You may quit, gain five pounds, go back to smoking, lose the five pounds, quit smoking and regain those five pounds. Here’s how you can get off this vicious cycle:
First of all, quit smoking for good.
Work to recognize that the weight gain is less important than staying off the cigarettes. Consider buying some health books or magazines that will help give you healthy choices to follow.
Don’t worry about eating less. Concentrate on eating more healthily and exercising more.
When you can cut back on calories without finding yourself tempted to smoke, you can start planning how to lose the weight.
In short, you need to solve the smoking problem first, and then work on the weight when you can do so without triggering those strong urges to smoke.
If you’re still gaining weight after being successfully off cigarettes for a month or more, then you could be reaching for food whenever you get the urge to smoke. Instead of eating, try drinking non-alcoholic liquids. Keep a glass of water, club soda, juice, or diet soda handy throughout the day.
Overall, you should eat more healthy foods. Think about what you eat; this way you will overcome your desire for fatty foods and sweets.
Here’s what to do:
Eat more lean meat and fish. Lean meats such as veal, chicken, and turkey are low in fat and calories and high in vitamins and minerals. The same is true of fish.
Eat more fruits and vegetables. The FDA advises that you “Strive for Five” which means that you should have at least five servings of fruits and vegetables each day.
Eat less sugar. If you take in more sugar than the body needs, the excess sugar is converted into body fat. Sugar is an obvious ingredient in cookies, cakes, candy, and also hides in many canned and frozen convenience foods. Check the labels on the products you buy for: Glucose, sucrose, and other sugars.
Cut down on fat. Use low-fat milk, yogurt, and cottage cheese instead of whole-milk products. Trim fat from meats. Broil, bake or steam instead of frying foods in fat.
Go easy on alcohol. Alcohol doesn’t provide nutrients, but it does provide a high dose of calories.
Eat three square meals a day. Skipping breakfast and lunch will not help you control your weight, but is liable to give you headaches, jitters, and a ravenous appetite that may lead you to binge or look for a cigarette. Eating three moderate meals through the day will make you feel better, will get your metabolism going better, and will probably result in your having fewer total calories than if you skip a meal or two.
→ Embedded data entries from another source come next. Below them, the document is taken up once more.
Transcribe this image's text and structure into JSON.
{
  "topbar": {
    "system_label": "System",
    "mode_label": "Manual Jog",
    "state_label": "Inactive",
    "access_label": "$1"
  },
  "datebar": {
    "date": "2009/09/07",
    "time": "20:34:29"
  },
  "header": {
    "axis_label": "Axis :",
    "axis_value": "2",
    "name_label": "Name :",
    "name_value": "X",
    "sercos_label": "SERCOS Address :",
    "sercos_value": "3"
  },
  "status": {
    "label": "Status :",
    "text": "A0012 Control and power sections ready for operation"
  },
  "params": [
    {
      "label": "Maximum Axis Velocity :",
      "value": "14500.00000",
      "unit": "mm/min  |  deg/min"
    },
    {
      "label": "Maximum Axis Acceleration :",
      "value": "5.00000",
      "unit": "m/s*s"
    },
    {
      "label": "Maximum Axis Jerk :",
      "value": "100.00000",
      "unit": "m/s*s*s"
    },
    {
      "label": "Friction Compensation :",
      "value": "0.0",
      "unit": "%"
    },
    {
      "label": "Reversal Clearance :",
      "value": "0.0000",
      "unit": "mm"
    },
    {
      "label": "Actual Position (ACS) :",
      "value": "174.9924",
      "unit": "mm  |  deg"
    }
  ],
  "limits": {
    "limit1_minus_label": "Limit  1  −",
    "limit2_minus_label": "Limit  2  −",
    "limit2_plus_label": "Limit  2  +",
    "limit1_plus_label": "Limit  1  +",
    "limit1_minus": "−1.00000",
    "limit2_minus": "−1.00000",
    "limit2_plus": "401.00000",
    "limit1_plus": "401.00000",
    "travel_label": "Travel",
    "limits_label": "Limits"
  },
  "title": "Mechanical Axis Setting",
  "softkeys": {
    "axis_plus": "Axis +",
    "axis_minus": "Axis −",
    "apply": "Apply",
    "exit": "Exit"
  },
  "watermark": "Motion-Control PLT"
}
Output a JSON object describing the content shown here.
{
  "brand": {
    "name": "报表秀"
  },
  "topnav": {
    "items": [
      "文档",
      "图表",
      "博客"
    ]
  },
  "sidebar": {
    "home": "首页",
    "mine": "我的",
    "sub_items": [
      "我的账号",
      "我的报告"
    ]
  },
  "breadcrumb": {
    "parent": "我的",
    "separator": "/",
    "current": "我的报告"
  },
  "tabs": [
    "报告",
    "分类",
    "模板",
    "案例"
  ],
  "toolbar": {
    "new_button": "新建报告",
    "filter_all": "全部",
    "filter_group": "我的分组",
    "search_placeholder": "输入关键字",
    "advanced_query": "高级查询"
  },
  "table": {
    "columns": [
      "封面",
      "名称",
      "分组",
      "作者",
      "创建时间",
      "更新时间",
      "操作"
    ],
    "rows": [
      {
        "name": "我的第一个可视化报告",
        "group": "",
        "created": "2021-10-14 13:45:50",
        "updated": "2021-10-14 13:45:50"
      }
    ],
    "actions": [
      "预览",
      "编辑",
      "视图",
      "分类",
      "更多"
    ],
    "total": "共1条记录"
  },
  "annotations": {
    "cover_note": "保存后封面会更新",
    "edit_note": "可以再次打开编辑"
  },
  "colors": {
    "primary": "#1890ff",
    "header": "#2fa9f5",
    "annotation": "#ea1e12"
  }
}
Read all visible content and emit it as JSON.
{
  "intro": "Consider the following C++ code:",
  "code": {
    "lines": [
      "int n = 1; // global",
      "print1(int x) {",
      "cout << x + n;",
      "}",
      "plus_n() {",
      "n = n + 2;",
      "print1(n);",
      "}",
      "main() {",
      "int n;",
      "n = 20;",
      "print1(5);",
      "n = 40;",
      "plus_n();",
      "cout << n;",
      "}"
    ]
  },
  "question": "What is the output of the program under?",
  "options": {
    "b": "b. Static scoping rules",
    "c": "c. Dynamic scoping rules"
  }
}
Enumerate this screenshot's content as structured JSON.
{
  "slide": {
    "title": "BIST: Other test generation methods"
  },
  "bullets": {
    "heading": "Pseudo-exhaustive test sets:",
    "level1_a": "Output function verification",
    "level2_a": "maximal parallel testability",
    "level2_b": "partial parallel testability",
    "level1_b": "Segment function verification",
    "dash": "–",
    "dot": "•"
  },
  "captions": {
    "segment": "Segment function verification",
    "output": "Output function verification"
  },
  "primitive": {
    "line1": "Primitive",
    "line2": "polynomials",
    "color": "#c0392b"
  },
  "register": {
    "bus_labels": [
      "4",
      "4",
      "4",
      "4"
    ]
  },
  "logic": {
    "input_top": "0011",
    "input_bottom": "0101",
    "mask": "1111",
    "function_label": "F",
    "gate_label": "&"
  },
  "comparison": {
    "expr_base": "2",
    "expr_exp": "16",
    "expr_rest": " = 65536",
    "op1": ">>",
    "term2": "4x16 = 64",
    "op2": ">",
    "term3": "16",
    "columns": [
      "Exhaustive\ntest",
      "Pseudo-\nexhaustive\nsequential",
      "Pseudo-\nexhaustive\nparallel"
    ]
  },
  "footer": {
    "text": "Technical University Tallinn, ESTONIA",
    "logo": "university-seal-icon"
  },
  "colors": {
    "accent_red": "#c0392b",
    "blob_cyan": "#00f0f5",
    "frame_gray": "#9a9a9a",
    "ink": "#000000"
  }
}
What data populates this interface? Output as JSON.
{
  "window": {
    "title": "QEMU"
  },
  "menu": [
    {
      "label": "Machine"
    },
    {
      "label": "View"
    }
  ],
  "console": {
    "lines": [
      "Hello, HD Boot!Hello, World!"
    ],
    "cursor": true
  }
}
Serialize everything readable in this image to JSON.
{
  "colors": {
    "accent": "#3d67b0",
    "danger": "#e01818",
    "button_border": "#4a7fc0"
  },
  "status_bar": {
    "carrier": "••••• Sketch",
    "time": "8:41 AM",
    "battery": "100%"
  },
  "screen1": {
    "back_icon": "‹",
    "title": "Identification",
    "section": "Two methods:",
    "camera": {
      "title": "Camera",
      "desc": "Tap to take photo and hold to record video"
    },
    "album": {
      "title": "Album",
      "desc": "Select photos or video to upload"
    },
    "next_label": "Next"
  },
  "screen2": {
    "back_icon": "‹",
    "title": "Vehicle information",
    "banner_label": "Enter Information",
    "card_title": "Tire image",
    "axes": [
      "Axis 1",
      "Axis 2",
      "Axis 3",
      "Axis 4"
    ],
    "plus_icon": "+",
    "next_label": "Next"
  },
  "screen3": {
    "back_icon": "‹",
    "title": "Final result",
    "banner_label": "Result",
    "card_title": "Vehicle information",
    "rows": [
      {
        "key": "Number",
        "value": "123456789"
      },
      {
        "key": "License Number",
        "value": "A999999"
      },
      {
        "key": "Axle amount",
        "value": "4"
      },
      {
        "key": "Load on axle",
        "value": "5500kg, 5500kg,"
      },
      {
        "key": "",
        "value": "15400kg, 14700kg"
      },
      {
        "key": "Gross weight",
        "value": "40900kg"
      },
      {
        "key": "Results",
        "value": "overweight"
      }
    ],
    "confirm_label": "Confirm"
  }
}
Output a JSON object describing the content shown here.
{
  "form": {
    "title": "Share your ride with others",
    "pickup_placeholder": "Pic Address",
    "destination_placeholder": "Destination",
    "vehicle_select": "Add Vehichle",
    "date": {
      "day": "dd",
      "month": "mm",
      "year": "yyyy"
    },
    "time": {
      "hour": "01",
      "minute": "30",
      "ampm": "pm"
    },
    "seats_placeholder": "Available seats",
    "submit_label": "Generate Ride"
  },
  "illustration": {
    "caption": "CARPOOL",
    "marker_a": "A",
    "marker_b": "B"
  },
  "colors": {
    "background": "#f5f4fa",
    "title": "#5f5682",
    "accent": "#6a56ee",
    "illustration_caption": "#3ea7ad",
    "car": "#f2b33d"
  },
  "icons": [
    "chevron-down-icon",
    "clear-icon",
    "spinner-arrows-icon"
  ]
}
Eat the right snacks. Good choices are foods that take a long time to chew, like apples, unbuttered popcorn, carrots, and celery sticks.
Cook with herbs and spices. That way you’ll use less butter, margarine, oil or fattening sauces.
Start your meals right. Have a clear soup, or an “undressed” salad, or a low-calorie drink (water, seltzer, tomato juice, tea) before eating a meal. It will help fill you up.
What you do and don’t do is just as important as what you eat or don’t eat. For example, do get lots of exercise. That will burn calories, cut stress, and make you feel good. Also, do eat when you’re hungry, not when you’re bored. And finally, when you’re through eating, get up. Don’t sit there thinking about dessert – or a cigarette.
You may be looking at the scale every day and worrying about your weight. But have you been looking in the mirror? If not, take a look right now! Have you noticed any changes? Many ex-smokers notice that their color is better, their teeth are whiter, and their eyes are brighter.
And remember what’s happening inside you is even more important than what you see on the outside. Your body has already started to repair the damage that smoking has caused.
So you should feel really good about yourself! After all, quitting smoking is no small accomplishment. For lots of people, it’s as important as starting a new job, or buying a house. What’s more, quitting smoking can give you a better sense of being in control on your life.